Après l’arrêt des combats, les femmes sont encore victimes de la pauvreté, de la faim, du manque de soins, de la pénurie des services, inhérents à tout conflit armé. Beaucoup subissent les violences conjugales de leurs maris revenus du front. Pour le réconfort des forces de maintien de la paix, on ouvre des bordels. Des milliers de femmes tombent sous la coupe de réseaux de proxénètes, qui savent tirer profit de la misère et du désordre.

Nombre d’entre elles se retrouvent en charge de familles, dans une situation économique catastrophique, et renvoyées à la sphère familiale quand le mâle est de retour s’il revient, ou réduites à assurer la survie quotidienne et certainement pas à avoir un travail émancipateur.

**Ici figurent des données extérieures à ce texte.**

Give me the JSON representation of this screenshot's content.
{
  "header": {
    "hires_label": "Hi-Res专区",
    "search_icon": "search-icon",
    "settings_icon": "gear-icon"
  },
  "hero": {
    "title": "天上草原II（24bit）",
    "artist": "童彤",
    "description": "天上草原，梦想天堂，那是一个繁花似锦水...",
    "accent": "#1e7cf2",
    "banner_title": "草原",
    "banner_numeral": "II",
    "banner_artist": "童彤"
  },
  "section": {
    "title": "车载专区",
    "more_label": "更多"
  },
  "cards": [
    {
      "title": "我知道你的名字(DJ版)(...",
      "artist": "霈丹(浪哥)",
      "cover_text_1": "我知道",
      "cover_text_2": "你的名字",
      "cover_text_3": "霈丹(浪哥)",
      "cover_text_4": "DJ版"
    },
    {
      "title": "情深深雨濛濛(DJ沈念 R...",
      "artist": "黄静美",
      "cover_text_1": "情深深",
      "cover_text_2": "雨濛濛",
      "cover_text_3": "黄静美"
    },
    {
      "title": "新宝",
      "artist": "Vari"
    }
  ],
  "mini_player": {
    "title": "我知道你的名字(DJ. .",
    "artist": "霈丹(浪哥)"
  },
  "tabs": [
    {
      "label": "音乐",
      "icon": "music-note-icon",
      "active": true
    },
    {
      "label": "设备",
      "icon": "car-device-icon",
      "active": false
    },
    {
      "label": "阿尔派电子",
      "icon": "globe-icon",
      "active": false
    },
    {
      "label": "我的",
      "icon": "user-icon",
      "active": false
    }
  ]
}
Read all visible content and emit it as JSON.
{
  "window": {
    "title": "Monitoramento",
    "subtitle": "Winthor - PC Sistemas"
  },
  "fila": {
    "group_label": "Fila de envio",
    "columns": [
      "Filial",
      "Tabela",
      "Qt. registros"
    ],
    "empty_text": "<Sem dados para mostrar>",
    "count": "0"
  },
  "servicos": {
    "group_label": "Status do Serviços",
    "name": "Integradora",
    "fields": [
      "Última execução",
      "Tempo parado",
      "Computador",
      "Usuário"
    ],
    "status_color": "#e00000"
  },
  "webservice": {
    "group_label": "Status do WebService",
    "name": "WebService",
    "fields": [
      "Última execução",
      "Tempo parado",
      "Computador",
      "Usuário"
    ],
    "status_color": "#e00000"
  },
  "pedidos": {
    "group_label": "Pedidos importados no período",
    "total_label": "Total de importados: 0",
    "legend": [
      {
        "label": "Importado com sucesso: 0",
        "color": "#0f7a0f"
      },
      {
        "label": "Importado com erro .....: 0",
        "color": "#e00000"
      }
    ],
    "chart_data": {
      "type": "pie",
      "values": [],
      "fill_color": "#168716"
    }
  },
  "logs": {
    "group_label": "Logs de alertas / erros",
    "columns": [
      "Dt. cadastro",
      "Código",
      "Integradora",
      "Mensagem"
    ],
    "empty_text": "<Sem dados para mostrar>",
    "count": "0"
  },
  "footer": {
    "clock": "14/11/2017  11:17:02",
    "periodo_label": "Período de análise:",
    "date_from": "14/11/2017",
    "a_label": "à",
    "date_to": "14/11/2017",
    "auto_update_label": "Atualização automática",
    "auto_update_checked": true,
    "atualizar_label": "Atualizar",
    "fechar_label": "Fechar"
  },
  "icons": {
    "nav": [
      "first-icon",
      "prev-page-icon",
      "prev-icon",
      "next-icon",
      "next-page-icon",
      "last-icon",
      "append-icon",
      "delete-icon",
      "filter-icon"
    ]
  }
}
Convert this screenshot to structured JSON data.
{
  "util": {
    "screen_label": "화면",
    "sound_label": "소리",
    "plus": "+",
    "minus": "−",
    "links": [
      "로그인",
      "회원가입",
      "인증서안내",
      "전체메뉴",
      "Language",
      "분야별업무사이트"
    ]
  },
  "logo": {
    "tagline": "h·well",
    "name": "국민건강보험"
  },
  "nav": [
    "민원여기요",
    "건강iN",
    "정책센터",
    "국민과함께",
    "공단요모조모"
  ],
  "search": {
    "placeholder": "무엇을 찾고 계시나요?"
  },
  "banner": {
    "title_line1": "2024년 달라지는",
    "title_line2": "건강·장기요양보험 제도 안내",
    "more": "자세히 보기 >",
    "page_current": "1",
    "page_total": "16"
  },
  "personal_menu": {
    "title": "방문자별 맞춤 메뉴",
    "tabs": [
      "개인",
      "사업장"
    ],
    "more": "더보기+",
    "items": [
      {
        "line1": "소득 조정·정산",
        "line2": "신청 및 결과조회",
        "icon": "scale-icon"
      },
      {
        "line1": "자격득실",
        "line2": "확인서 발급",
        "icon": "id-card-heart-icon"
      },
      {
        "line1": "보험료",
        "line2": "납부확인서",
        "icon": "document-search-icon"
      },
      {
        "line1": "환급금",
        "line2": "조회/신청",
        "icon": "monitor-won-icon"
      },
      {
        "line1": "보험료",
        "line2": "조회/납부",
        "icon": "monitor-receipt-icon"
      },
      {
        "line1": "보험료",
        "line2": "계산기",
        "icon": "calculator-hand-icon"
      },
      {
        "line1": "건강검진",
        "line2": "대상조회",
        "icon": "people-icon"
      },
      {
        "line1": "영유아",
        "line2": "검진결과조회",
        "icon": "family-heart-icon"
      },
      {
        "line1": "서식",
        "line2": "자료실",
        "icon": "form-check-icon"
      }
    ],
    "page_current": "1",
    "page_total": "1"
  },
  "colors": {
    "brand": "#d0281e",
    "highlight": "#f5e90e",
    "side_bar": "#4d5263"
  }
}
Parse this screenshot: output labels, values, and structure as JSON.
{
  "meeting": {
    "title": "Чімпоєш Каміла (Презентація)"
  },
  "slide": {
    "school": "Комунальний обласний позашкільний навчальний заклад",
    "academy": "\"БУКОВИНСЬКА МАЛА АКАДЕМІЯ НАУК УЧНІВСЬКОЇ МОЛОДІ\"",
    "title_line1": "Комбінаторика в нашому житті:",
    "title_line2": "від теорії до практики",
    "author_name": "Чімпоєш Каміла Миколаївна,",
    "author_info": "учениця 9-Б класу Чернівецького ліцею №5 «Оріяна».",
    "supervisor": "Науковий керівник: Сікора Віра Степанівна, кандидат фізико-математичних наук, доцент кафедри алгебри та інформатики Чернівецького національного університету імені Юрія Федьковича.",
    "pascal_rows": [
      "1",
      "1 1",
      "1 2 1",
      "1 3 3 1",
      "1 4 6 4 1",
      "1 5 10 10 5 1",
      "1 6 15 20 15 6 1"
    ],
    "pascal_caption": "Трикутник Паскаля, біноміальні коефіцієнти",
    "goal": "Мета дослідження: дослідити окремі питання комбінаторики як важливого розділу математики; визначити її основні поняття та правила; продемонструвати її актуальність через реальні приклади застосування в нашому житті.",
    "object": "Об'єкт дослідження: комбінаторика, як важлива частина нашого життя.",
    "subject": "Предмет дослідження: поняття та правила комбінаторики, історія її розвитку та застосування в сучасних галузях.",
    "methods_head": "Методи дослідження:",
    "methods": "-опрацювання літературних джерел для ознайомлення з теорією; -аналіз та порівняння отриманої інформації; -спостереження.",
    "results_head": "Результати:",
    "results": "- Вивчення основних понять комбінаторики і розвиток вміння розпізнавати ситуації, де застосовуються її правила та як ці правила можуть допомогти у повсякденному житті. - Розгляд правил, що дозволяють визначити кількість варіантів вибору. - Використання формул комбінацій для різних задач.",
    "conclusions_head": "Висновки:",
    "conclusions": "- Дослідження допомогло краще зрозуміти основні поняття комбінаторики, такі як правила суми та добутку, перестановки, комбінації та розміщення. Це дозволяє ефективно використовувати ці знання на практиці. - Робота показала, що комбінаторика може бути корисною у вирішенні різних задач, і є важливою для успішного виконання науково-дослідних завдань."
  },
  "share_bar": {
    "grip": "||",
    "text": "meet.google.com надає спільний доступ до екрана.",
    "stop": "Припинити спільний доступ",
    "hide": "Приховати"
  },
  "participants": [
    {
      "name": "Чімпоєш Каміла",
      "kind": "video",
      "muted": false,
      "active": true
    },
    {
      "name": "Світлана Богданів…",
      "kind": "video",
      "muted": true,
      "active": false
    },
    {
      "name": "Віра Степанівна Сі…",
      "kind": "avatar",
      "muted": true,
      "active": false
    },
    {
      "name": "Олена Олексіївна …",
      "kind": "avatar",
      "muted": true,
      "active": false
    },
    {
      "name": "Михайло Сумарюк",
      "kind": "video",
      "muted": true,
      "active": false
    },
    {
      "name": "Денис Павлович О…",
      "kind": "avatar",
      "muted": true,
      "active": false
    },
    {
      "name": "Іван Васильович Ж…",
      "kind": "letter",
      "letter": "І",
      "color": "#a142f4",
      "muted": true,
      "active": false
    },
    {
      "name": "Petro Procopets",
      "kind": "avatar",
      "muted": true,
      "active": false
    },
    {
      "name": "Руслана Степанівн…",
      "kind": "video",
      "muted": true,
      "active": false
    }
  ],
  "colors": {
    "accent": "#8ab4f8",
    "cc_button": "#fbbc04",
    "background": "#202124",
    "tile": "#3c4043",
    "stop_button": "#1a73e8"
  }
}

Pas de guerre émancipatrice

La fable de la guerre “émancipatrice” nous a pourtant été servie par Bush qui se “vantait” de libérer les femmes afghanes. Outre le cynisme de ses propos (prendre une population parmi les plus opprimées de la planète comme alibi pour une guerre pas moins économique qu’une autre), de quel droit un “État” se déclare-t-il “libérateur” d’un peuple ? Depuis les Afghanes subissent toujours discriminations et violences, dans un pays encore plus dévasté qu’il ne l’était déjà. Et la politique belliqueuse de la France en Syrie, qui en répression des terroristes de Daesh entraîne par les bombardements de l’armée française “au mieux” une paupérisation de la population civile syrienne, “au pire” les exactions de tous ordres sur les plus démuniEs à savoir les femmes et les enfants.

Pacifistes car féministes

Derrière les belles paroles des membres de l’ONU, “Les femmes, qui connaissent si bien le prix des conflits, sont souvent mieux à même de les prévenir ou de les résoudre”, où sont les actes ? Si tel était le cas, pourquoi ne sont-elles pas assises aux tables des négociations ? Pourtant, elles font preuve d’un grand courage, celles qui, dans un pays en conflit sont considérées comme traîtresses parce que pacifistes et féministes. Elles récusent la violence sous toutes ses formes, le modèle patriarcal dont la guerre est l’un des fleurons. Or comment maintenir une domination sans violence ? Le féminisme est inconciliable avec le nationalisme et le militarisme, non pas parce que les femmes sont “naturellement” pacifistes, mais parce que tant qu’il y aura domination d’êtres humains sur d’autres êtres humains et violences pour les soumettre, un autre monde ne sera pas possible.